Die Reinigungsbranche ist hart umkämpft. Zwei Firmenchefs sind jetzt in Stuttgart wegen Steuerbetrugs verurteilt worden. Foto: dpa-Zentralbild

Der Chef eines Fachbüros in Stuttgart rechnet seine Kunden vor dem Fiskus arm. Mit 811 gefälschten Rechnungen minderte er den Umsatz der Firmen seiner Kunden aus der Gebäudereinigungsbranche und prellte so das Finanzamt. Jetzt sind er und zwei seiner Kunden verurteilt worden.

Stuttgart - Mangelnden Fleiß kann man dem 39 Jahre alten Diplomkaufmann nicht vorwerfen. Weil er als Inhaber eines Lohn- und Steuerbuchhaltungsservice Kunden mit Hunderten Scheinrechnungen mehr oder weniger armgerechnet und so das Finanzamt betrogen hat, ist der Mann vom Landgericht Stuttgart wegen Steuerhinterziehung und Urkundenfälschung zu einem Jahr und neun Monaten Gefängnis mit Bewährung verurteilt worden. Zwei seiner mitangeklagten Kunden kamen ebenfalls mit Bewährungsstrafen davon.

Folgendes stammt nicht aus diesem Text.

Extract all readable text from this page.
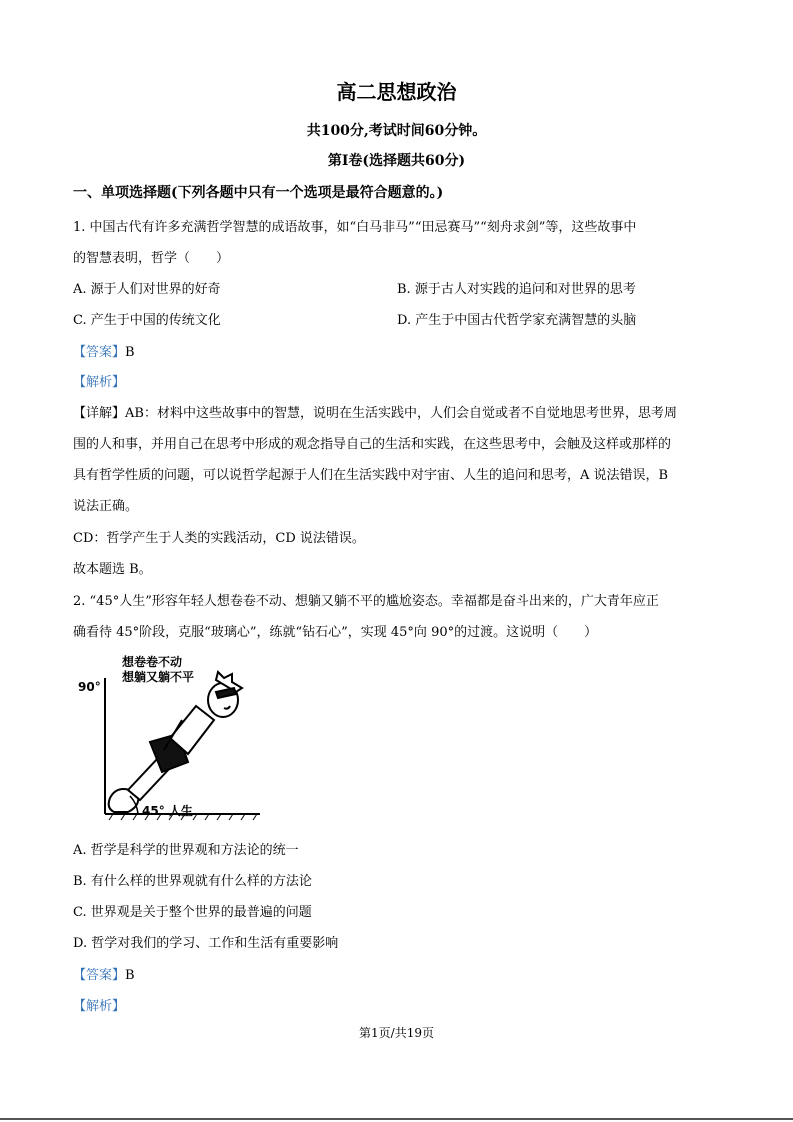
高二思想政治
共100分,考试时间60分钟。
第Ⅰ卷(选择题共60分)
一、单项选择题(下列各题中只有一个选项是最符合题意的。)
1. 中国古代有许多充满哲学智慧的成语故事，如“白马非马”“田忌赛马”“刻舟求剑”等，这些故事中
的智慧表明，哲学（　　）
A. 源于人们对世界的好奇	B. 源于古人对实践的追问和对世界的思考
C. 产生于中国的传统文化	D. 产生于中国古代哲学家充满智慧的头脑
【答案】B
【解析】
【详解】AB：材料中这些故事中的智慧，说明在生活实践中，人们会自觉或者不自觉地思考世界，思考周
围的人和事，并用自己在思考中形成的观念指导自己的生活和实践，在这些思考中，会触及这样或那样的
具有哲学性质的问题，可以说哲学起源于人们在生活实践中对宇宙、人生的追问和思考，A 说法错误，B
说法正确。
CD：哲学产生于人类的实践活动，CD 说法错误。
故本题选 B。
2. “45°人生”形容年轻人想卷卷不动、想躺又躺不平的尴尬姿态。幸福都是奋斗出来的，广大青年应正
确看待 45°阶段，克服“玻璃心”，练就“钻石心”，实现 45°向 90°的过渡。这说明（　　）
90°
想卷卷不动
想躺又躺不平
45° 人生
A. 哲学是科学的世界观和方法论的统一
B. 有什么样的世界观就有什么样的方法论
C. 世界观是关于整个世界的最普遍的问题
D. 哲学对我们的学习、工作和生活有重要影响
【答案】B
【解析】
第1页/共19页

Die Erleichterung, nicht hinter Gitter zu müssen, war einem der Kunden bei der Urteilsverkündung unschwer anzusehen. Der 33-Jährige aus dem Kreis Esslingen, für den die Staatsanwältin immerhin drei Jahre Gefängnis beantragt hatte, wischte sich den Schweiß von der Stirn und sank in sich zusammen. „Alle drei Angeklagten haben klare und deutliche Geständnisse abgelegt. Das war die Grundlage für die Bewährungsstrafen“, so Hans-Jürgen Wenzler, Vorsitzender Richter der 20. Wirtschaftsstrafkammer.

Die Kunden kommen aus dem Reinigungssektor

Der 39-jährige selbstständige Kaufmann mit Büro in Stuttgart betreut nach eigenen Angaben vor allem türkische Landsleute aus allerlei Branchen, vornehmlich aber aus dem Gebäudereinigungssektor. Seine beiden Mitangeklagten betreiben Reinigungsfirmen, die meist als Subunternehmer agieren. „Die Gebäudereinigung ist ein hart umkämpfter Markt, auf dem meist nur der Billigste zu Zug kommt“, so der Richter. Da komme man als Unternehmer schnell auf die Idee, Steuern zu sparen. Vor allem bei der Umsatzsteuer sei die Dunkelziffer hoch. Hier würden bundesweit pro Jahr mehrere Milliarden Euro an Steuern hinterzogen. „Und auf diesem Feld haben die Angeklagten in kleinem Rahmen ihr Süppchen gekocht“, so Richter Wenzler. Insgesamt sollen die drei Männer den Fiskus zwischen 2011 und 2014 um rund eine halbe Million Euro geprellt haben.

Unklar bleibt, wer die treibende Kraft war

Der Kaufmann hatte die Buchführung der Reinigungsfirmen mit gefälschten Rechnungen so manipuliert, dass die Steuerlast gemindert wurde. Ob dies von Anfang so geplant war, ist unklar geblieben. „Wer die treibende Kraft war, wissen wir nicht“, sagt der Richter. Letztlich sei der Steuerbetrug mittels Urkundenfälschung aber im Interesse aller gewesen. Die Firmenchefs, denen der Papierkrieg zu kompliziert und eher lästig war, mussten sich nicht mehr darum kümmern und sparten durch die kreativ-illegale Buchführung auch noch Steuern. Der Chef der Buchführungsfirma strich im Gegenzug Provisionen ein. Der Kaufmann hat für seine Kunden sage und schreibe 811 Scheinrechnungen gefertigt und in die EDV der Firmen eingebucht. So wurden Umsatz und Steuerlast gemindert.

Als beispielsweise dem mitangeklagten 32-jährigen Kunden aus dem Rems-Murr-Kreis im Oktober 2014 eine Steuerprüfung ins Haus stand, buchte der Steuerfachmann in der Nacht zuvor noch schnell 83 gefälschte Rechnungen ein, um den tatsächlichen Umsatz zu mindern. Gegen mindestens drei weitere Kunden des Buchhaltungsfirmenchefs wird derzeit noch gesondert ermittelt.